Dossier Auto e Salute

Smettere di guidare dopo i 55 anni? Fa male alla salute!

Lo dice una ricerca della Columbia University secondo cui l’auto allunga la vita

Smettere di guidare dopo i 55 anni? Fa male alla salute!

Avete preso la patente da giovani? Non azzardatevi a smettere di guidare dopo i 55 anni: il rischio, in questo caso, è che la salute peggiori. Lo stabilisce una ricerca scientifica della Columbia University, pubblicata sul Journal of the American Geriatrics Society, basata sull’analisi di uomini e donne over 55. E d’altronde, lo dice anche il buon senso: se non stai più al volante, ti senti d’improvviso più vecchio. Come se foste inadatti a vivere come i giovani, come se non foste in grado di reagire per tempo a tutti i possibili pericoli della viabilità. Ecco allora i pericoli cui va incontro chi dice addio all’auto in età avanzata.

Conseguenze e... rimedi

1# Tristezza. Dire addio all’auto può innescare diversi disturbi psicologici: raddoppiare il rischio di depressione e fa addirittura aumentare ricoveri e mortalità.

2# Chiusura. Dopo lo stop alla guida, c’è un repentino peggioramento della salute generale, un dimezzamento delle reti sociali con amici e parenti.

3# Capacità cognitive. In un decennio, finito di guidare, c’è un calo delle capacità cognitive e un rischio di mortalità maggiore del 68%.

4# Rinnovo patente. La soluzione? Rinnovare la patente e guidare. In Italia, le regole sono semplici: in quanto alle patenti B per le auto, fino ai 50 anni d’età il rinnovo deve avvenire ogni 10 anni. Tra i 50 e i 70 anni, ogni 5 anni. Fra 70 e 80 anni, rinnovo ogni 3 anni. Ogni 2 anni per gli over 80.

5# Nessun limite. Non esiste un limite massimo d’età: potete guidare anche a 120 anni d’età! Ovviamente, il rinnovo lo decide il medico e, se questi lo ritiene opportuno, una commissione medica.

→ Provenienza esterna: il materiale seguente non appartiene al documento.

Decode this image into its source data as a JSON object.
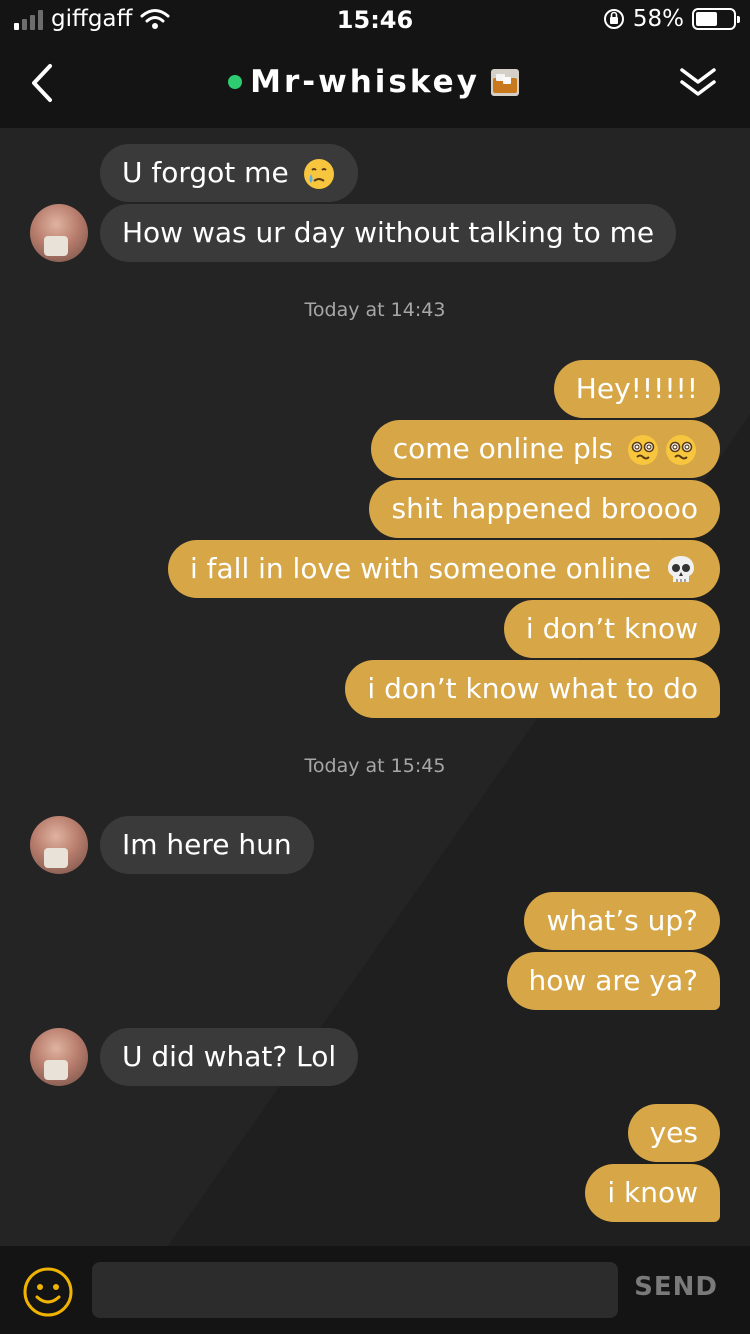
{
  "status_bar": {
    "carrier": "giffgaff",
    "time": "15:46",
    "battery": "58%",
    "battery_level": 0.58
  },
  "header": {
    "title": "Mr-whiskey",
    "title_icon": "whiskey-glass-icon",
    "back_icon": "chevron-left-icon",
    "collapse_icon": "double-chevron-down-icon",
    "online_color": "#2ecc71"
  },
  "messages": {
    "m1": "U forgot me",
    "m2": "How was ur day without talking to me",
    "ts1": "Today at 14:43",
    "m3": "Hey!!!!!!",
    "m4": "come online pls",
    "m5": "shit happened broooo",
    "m6": "i fall in love with someone online",
    "m7": "i don’t know",
    "m8": "i don’t know what to do",
    "ts2": "Today at 15:45",
    "m9": "Im here hun",
    "m10": "what’s up?",
    "m11": "how are ya?",
    "m12": "U did what? Lol",
    "m13": "yes",
    "m14": "i know"
  },
  "emoji": {
    "m1": "crying-face-icon",
    "m4": "dizzy-face-icon",
    "m6": "skull-icon"
  },
  "composer": {
    "placeholder": "",
    "send_label": "SEND",
    "emoji_icon": "smiley-icon"
  },
  "colors": {
    "outgoing_bubble": "#d6a647",
    "incoming_bubble": "#3a3a3a",
    "background": "#1c1c1c"
  }
}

6# Vincoli. Spesso, in età avanzata, se la patente viene rinnovata, la commissione medica stabilisce determinati vincoli: in particolare, il divieto di guidare di notte, o fuori città. O l’obbligo di restare entro un certo raggio chilometrico da casa.

Meno riflessi

Ovviamente, al di là di quanto dispone il medico o la commissione medica, gli over 80 e ancor più gli over 90 devono guidare con la massima prudenza: i riflessi di movimento, la capacità di reazione, la percezione e il campo visivo calano. In generale, diminuisce l’attitudine a guidare; ma, evidenzia lo studio, finché la legge e i medici lo permettono, è sempre bene guidare, per tutelare la propria salute.